“The cheapest things are bought in India; as much labour or manufacture may be had there for two pence as in England for a shilling. The carriage there is dear, the customs are high, the merchant has great gains, and so has the retailer; yet still with all this charge, the Indians are a great deal cheaper than equal English manufacture.”
— Sir Dudley North, “Considerations upon the East India Trade” (1701)
Just goes to show that there is nothing new under the sun.
yaakov….
“… the Indians are a great deal cheaper than equal English manufacture.”
You need to remember that Indian manufacture was in many areas _superior_ to English manufacture at that time; and especially in textiles, the English successfully closed down the industry in India in the 19th century to allow English textiles to swamp the Indian market. So comparisons with the 21st century are invalid, and probably back to front, ie the English were inferior to the Indians (but not in political bastardry at which the English excelled).
Merry Christmas, Chris and the rest of the Lost Art Press gang!!!!!!!
It is a distinct pleasure to be a part of the Lost Art Press community.
Merry Christmas to all.
I’d also extend a warm and heart felt thanks to Chris, his family, and Lost Art Press for another great year of good reads, instruction, inspiration and laughs. If a man is rich in proportion to the number of friends he can count, then Chris may be the richest man I know. Merry Christmas Chris to you and yours. May the new year bring you nothing but happiness, contentment and success.
Interesting parallel! I have a #8 jointer plane by Anant that I keep as a reminder not to buy cheap junk. I have spent hours trying to lap the sole flat, and the quality of the casting is completely inferior to Veritas or Lie-Nielsen. I originally bought it based on the online comment from a certain internet retailer that I had purchased quality tools from before who compared Anant favorably with the now-defunct Record. I shall not make that mistake again!!!
The other interesting parallel here is that the guilds in England, like the unions here in the USA had driven the cost of manufacturing out of sight. Lest someone think I’m anti-union, I’m not. Conditions here in the US demanded the formation of unions to gain badly needed rights for workers who were being horribly abused. There is a balance point however between wages and profits, and somehow it’s become evil for a large company to make a profit. Personally I favor a system where the employees are incented (in addition to wages) based on the profit a company makes. I haven’t seen that done yet. I’ve seen stock options, which is not the same thing at all. The market doesn’t operate on logic based on profitability so that doesn’t work. I’ve seen (and experienced) too many times where the company made a very healthy profit year after year and the stock price stayed flat so my options were worthless from an incentive perspective.
On a brighter note, Merry Christmas (or Happy Holiday of your choice) and may one and all have a happy, prosperous, safe, and healthy New Year filled with woodworking projects, and wisdom timeless and new (not just of the woodworking variety). This is truly a great blog to follow, and Chris has got to be my all-time favorite woodworking author. I had never heard of a lambs-tongue before, and since I expect to be building a Moxon twin-screw vise very soon, I’ll have to learn how to make it!

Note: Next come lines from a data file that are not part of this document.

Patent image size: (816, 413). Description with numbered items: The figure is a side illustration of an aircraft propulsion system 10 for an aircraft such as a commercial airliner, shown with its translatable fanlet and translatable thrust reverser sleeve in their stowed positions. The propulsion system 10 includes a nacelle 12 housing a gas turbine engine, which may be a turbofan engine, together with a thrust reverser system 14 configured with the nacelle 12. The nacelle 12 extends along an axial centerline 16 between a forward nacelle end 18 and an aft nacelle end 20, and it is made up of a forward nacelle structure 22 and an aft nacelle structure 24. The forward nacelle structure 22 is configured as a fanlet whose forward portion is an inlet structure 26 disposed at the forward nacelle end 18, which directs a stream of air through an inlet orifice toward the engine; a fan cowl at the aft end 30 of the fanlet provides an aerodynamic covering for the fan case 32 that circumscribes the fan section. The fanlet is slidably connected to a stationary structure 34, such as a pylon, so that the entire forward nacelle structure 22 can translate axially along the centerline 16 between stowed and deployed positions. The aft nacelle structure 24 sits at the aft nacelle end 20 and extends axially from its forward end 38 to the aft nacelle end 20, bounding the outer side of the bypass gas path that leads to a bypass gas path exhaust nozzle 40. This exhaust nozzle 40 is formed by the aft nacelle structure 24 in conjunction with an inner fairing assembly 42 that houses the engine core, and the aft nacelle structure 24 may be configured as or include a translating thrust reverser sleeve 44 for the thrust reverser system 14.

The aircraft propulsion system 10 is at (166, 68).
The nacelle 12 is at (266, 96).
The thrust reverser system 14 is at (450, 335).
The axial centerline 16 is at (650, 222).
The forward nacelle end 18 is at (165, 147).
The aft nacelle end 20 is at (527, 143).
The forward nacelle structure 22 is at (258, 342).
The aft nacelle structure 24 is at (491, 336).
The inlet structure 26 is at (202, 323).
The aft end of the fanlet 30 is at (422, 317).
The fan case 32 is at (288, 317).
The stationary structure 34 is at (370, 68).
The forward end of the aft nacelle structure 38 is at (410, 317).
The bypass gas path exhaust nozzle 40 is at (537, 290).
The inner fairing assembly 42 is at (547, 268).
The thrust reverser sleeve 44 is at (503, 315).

Cheers and well-wishes to all!
Adam Smith recognized that labor became cheaper the farther you were from “great towns,” and that it was cheaper to produce goods in the hinterland. Not too far removed from what Sir Dudley North wrote above, Smith declared “that man is, of all sorts of luggage, the most difficult to be transported.” Taken as a whole, corporations don’t treat people any different now than they did in the eighteenth century.